6. A Division Bench of this Court in its order, dated 18.04.2019, in
W.P.No.4764 of 2019 and batch, observed in para Nos.52, 54 (2), 58 and
61 as under:
“52. But, to say that a prosecution can be launched only after the
completion of the assessment, goes contrary to Section 132 of the CGST
Act, 2017. The list of offences included in sub-Section (1) of Section 132
of CGST Act, 2017 have no co-relation to assessment. Issue of invoices
or bills without supply of goods and the availing of ITC by using such
invoices or bills, are made offences under clauses (b) and (c) of sub-
Section (1) of Section 132 of the CGST Act. The prosecutions for these
offences do not depend upon the completion of assessment. Therefore,
the argument that there cannot be an arrest even before adjudication or
assessment, does not appeal to us.
54. (2) Under the third proviso to sub-Section (1) of 138, compounding
can be allowed only after making payment of tax, interest and penalty
involved in such cases. Today, the wrongful ITC allegedly passed on by
the petitioners, according to the Department is to the tune of Rs.225
Crores. Therefore, we do not think that even if we allow the petitioners
to apply for compounding, they may have a meeting point with the
Department as the liability arising out of the alleged actions on the part
of the petitioners is so huge. Therefore, the argument that there cannot
be any arrest as long as the offences are compoundable, is an argument
of convenience and cannot be accepted in cases of this nature.

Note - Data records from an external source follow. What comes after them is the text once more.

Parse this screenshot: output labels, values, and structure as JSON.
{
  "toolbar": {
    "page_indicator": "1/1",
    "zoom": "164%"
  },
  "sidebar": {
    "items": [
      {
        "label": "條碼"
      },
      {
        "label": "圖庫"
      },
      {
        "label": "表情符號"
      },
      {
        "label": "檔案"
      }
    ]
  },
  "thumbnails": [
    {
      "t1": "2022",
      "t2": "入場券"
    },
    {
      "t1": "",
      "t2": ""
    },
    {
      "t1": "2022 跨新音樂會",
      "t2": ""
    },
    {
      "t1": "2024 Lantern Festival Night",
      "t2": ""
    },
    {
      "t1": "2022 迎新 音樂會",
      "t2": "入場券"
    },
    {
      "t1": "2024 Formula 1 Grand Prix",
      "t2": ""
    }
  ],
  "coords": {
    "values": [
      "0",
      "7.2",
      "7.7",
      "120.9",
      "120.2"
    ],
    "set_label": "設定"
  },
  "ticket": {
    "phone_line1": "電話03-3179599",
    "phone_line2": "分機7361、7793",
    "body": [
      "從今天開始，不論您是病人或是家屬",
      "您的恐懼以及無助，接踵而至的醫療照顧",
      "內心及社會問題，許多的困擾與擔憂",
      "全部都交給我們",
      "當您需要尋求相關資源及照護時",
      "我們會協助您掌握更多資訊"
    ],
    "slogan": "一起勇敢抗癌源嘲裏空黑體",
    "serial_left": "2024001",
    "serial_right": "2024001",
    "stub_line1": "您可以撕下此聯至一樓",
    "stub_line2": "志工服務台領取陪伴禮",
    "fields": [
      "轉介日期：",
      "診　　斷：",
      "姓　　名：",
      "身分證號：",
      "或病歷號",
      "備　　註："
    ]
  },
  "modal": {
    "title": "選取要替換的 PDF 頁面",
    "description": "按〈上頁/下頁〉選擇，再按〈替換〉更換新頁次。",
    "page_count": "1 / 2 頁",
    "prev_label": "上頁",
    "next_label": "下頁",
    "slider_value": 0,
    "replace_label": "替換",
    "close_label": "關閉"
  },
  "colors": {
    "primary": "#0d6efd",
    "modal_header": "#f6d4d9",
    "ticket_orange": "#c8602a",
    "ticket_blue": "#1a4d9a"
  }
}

58. Therefore, all the technical objections raised by the petitioners, to the entitlement as well as the necessity for the respondents to arrest them
are liable to be rejected. Once this is done, we will have to examine
whether, in the facts and circumstances of these cases, the petitioners
are entitled to protection against arrest. It must be remembered that the
petitioners cannot be placed in a higher pedestal than those seeking
anticipatory bail. On the other hand, the jurisdiction under Article 226
has to be sparingly used, as cautioned by the Supreme Court in
Km.Hema Misra (cited supra).
61. In view of the above, despite our finding that the writ petitions are
maintainable and despite our finding that the protection under Sections
41 and 41-A of Cr.P.C., may be available to persons said to have
committed cognizable and non-bailable offences under this Act and
despite our finding that there are incongruities within Section 69 and
between Sections 69 and 132 of the CGST Act, 2017, we do not wish to
grant relief to the petitioners against arrest, in view of the special
circumstances which we have indicated above.”
7. In view of the aforesaid observations made by the Division
Bench of this Court in its order, dated 18.04.2019 in W.P.No.4764 of
2019 and batch and in view of the fact that the Department is still
conducting further investigation with regard to the offence committed
by TEPL, in which the petitioners are Directors and that there is specific
allegation that TEPL is providing taxable services without raising
invoices for the services rendered by them to the various service
recipients and is not paying appropriate GST on the consideration
received towards provision of taxable services, resulting in loss of
Rs.11,80,95,716/- to the Government exchequer, I am of the considered
opinion that this is not a fit case to grant anticipatory bail to the
petitioners and that the prayer for grant of anticipatory bail is rejected.
8. Accordingly, the Criminal Petition is dismissed.